Typical transforms: Traverse IR by core type; put Cube code in AIC and Vector in AIV; use
annotation.markfor tensors passed across cores.
before:
func.func @bind_workspace_arg(
%arg0: i64 {hacc.arg_type = #hacc.arg_type<ffts_base_address>},
%arg1: memref<?xi8> {hacc.arg_type = #hacc.arg_type<workspace>},
hivm.func_core_type = #hivm.func_core_type<MIX>){
mmadl1
memref_ext.alloc_workspace() from %arg1 offset=[0] : memref<100xi32>
fixpipe
load
vadd
}
after:
func.func @bind_workspace_arg_aic(
%arg0: i64 {hacc.arg_type = #hacc.arg_type<ffts_base_address>},
%arg1: memref<?xi8> {hacc.arg_type = #hacc.arg_type<workspace>},
hivm.func_core_type = #hivm.func_core_type<AIC>){
mmadl1
memref_ext.alloc_workspace() from %arg1 offset=[0] : memref<100xi32>
fixpipe
}
func.func @bind_workspace_arg_aiv(
%arg0: i64 {hacc.arg_type = #hacc.arg_type<ffts_base_address>},
%arg1: memref<?xi8> {hacc.arg_type = #hacc.arg_type<workspace>},
hivm.func_core_type = #hivm.func_core_type<AIV>){
load
vadd
}
Interface¶
Testing individual passes:
bishengir-opt -hivm-normalize-matmul input.mlir -o output.mlir
bishengir-opt -hivm-inline-fixpipe input.mlir -o output.mlir
bishengir-opt --hivm-tile-batchmm-into-loop input.mlir -o output.mlir
bishengir-opt -insert-workspace-for-mix-cv input.mlir -o output.mlir
bishengir-opt --hivm-bind-workspace-arg input.mlir -o output.mlir
bishengir-opt -hivm-plan-memory -mem-plan-mode=global-work-space-plan input.mlir -o output.mlir
bishengir-opt -hivm-split-mix-kernel input.mlir -o output.mlir
Test Cases¶
Currently, all test cases in the repository are located under path-to-ascendnpuir\bishengir\test.
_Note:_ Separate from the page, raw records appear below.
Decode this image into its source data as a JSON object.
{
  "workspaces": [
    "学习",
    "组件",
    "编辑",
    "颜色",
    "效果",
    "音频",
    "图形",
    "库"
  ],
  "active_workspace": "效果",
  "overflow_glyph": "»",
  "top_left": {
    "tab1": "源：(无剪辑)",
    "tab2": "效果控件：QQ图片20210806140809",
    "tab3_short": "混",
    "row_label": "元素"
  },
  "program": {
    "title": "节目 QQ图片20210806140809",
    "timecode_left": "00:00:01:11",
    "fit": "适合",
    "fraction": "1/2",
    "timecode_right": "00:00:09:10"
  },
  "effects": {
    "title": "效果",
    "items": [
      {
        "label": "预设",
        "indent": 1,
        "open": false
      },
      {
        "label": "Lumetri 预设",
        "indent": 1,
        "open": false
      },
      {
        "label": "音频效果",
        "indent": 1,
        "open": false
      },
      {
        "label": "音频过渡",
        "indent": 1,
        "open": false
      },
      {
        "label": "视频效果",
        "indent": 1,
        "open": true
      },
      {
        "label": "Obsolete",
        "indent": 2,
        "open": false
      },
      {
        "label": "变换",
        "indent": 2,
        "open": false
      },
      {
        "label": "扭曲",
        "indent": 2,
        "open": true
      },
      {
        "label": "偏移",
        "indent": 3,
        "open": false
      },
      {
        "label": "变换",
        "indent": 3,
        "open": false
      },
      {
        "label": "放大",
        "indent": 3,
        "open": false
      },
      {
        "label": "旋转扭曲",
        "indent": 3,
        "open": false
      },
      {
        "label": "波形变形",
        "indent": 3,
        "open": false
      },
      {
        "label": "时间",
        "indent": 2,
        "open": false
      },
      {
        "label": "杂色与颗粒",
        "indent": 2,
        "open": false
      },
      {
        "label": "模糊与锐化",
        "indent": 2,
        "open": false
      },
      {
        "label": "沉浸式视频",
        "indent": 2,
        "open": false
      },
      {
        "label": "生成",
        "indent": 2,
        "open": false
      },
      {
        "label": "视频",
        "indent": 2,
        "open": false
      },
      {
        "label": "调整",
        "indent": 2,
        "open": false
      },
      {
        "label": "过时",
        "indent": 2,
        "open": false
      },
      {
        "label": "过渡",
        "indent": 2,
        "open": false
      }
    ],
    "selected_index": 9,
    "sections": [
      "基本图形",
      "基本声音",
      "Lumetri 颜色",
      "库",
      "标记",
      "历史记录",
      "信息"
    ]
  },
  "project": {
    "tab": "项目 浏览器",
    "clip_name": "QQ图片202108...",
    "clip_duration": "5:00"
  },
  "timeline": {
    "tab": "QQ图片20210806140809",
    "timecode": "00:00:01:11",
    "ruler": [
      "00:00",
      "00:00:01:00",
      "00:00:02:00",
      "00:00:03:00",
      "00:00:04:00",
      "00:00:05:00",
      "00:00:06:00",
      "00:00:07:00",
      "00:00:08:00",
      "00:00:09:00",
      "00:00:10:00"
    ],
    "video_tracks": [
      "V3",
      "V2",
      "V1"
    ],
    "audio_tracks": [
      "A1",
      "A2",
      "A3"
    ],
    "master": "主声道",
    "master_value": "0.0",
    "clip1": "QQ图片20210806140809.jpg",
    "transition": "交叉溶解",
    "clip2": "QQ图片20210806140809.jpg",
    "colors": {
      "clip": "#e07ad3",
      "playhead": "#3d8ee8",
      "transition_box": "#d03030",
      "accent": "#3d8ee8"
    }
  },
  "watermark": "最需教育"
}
To run a specific pass, search for the corresponding compilation command to locate the relevant test file. For example, searching for hivm-normalize-matmul will lead you to the corresponding test file bishengir\test\Dialect\HIVM\normalize-matmul.mlir.
Test Commands¶
The specific run commands are provided at the top of each test file. For example:
// RUN: bishengir-opt -hivm-normalize-matmul %s -split-input-file -verify-diagnostics -allow-unregistered-dialect | FileCheck %s
Here, bishengir-opt and FileCheck are binary executable files generated during compilation, located in path-to-ascendnpuir\build\bin. In the above command, %s should be replaced with the corresponding test file, such as bishengir\test\Dialect\HIVM\normalize-matmul.mlir.
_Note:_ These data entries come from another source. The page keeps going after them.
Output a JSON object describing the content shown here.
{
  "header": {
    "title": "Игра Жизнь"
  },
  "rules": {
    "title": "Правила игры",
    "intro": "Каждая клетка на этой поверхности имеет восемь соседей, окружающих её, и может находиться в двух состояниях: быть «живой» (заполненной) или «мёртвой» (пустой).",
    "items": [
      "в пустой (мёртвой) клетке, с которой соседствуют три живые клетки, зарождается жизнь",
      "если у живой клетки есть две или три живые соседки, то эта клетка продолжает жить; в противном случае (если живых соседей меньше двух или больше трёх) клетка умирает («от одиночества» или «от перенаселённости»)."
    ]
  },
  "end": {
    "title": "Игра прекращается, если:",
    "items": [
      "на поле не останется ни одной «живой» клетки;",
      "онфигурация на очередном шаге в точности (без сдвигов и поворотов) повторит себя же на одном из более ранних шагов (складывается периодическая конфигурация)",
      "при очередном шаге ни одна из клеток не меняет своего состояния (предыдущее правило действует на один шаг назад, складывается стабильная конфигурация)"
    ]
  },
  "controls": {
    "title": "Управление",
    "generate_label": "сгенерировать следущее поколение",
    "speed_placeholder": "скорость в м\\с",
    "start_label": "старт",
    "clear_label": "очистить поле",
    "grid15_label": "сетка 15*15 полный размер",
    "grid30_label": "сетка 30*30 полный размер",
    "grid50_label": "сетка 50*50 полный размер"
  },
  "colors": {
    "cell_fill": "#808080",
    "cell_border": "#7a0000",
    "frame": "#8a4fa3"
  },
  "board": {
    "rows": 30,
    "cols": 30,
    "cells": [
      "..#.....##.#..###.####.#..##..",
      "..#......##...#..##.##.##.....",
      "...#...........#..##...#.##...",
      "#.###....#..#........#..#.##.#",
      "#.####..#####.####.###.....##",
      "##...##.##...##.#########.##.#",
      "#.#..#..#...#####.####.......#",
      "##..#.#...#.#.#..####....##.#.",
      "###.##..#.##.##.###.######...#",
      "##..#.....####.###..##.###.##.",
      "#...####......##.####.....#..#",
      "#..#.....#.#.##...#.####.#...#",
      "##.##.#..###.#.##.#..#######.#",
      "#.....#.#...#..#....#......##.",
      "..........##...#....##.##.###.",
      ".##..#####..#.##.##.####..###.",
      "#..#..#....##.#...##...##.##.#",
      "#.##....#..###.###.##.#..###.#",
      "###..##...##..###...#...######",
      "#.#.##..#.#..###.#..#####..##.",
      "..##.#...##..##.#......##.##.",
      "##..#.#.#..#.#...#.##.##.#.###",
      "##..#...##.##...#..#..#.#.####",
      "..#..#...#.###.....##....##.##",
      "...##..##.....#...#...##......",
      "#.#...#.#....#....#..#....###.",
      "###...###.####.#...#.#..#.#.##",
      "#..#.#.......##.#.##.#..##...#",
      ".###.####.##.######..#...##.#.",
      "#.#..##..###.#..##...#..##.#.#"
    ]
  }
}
The output MLIR will match the CHECK: part in the test file. The execution is successful if no CHECK failed errors are reported after testing.
Constriants¶
The createPlanMemoryPass handles the space size for data interaction points. Since the total required space size is dynamically returned, there is no limitation on the size.
The createInlineFixpipePass currently can only inline three types of operations: vast, relu, and store.